Writing comics scripts, according to a small clique of literary writers, was not writing at all as comics-magazines, after being read, were consigned as fish-wrapper materials – unlike the books in which their literary works were printed.
When Filipino (or Tagalog) romance novels were introduced, I shifted to this genre with no effort at all. The response was tremendous. The huge volume of readership was transformative in that it encouraged people to get into the habit of reading. But a cutting indictment on local romance writers by a multi-awarded literary writer had gravely upset me. He said, in essence, that writing romance was akin to [the writer] prostituting herself/himself. This writer who I will not name was, perhaps, not conscious that his speech about writing romance would be distressful to many of us, romance writers.
The huge volume of Filipino romance novels’ readership was transformative. It encouraged people, the young especially, to get into the habit of reading plain text. But writing romance novels, according to a multi-awarded literary writer, was akin to prostituting herself/himself [in choosing to write romance novels].
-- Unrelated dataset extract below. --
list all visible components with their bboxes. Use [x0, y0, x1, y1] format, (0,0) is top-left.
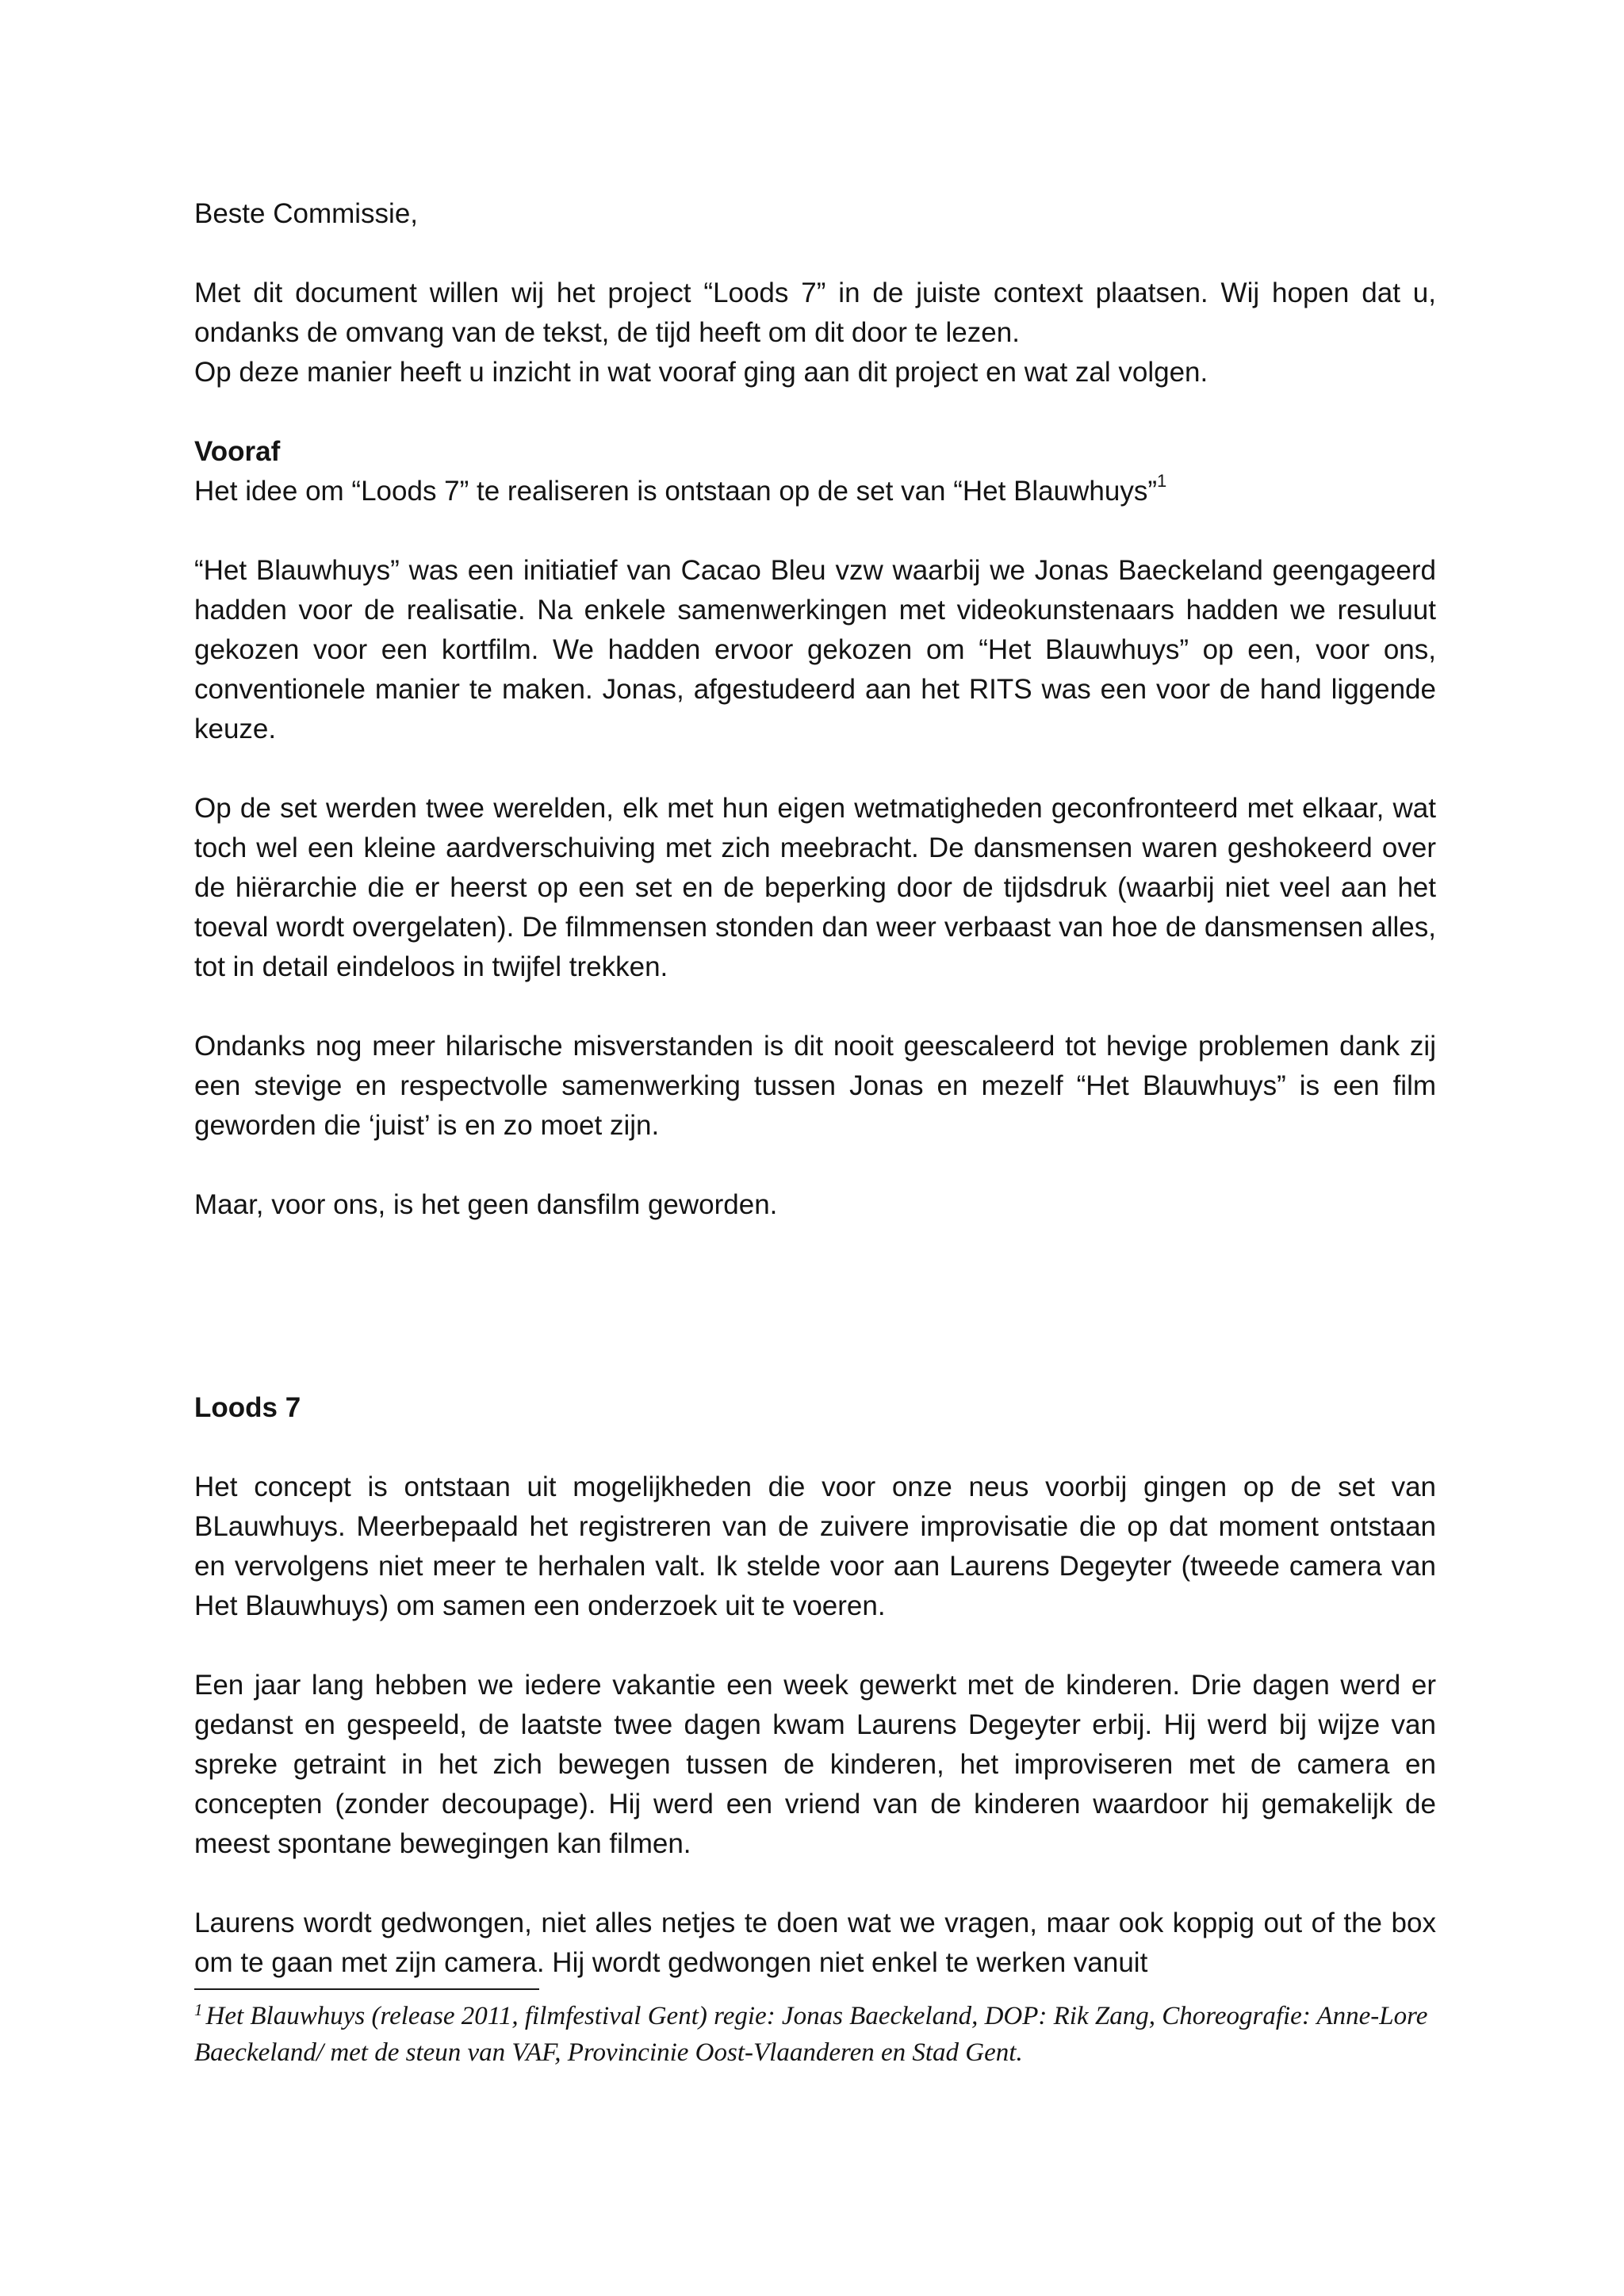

It was this unthoughtful comment, nevertheless, that also served as added impetus for me to go ahead with giving free tips to aspiring creative writers. You, as a would-be writer, should then work hard and prepare assiduously for your chosen profession.
Writing is a discipline.
It is also a craft.
And the path towards this career is fraught with endless hours of writing a draft, and editing and revising the same – and this is even before submission of the manuscript.
A confident writer is not disheartened by blunt editorial assessments or unfavorable readers’ reviews but should, instead, use the same as guides to better one’s best efforts.
And maybe, hopefully maybe, you will one day share with the new breed of aspiring writers what you have learned along the way towards a successful writing career – and please make it free of charge, without a catch.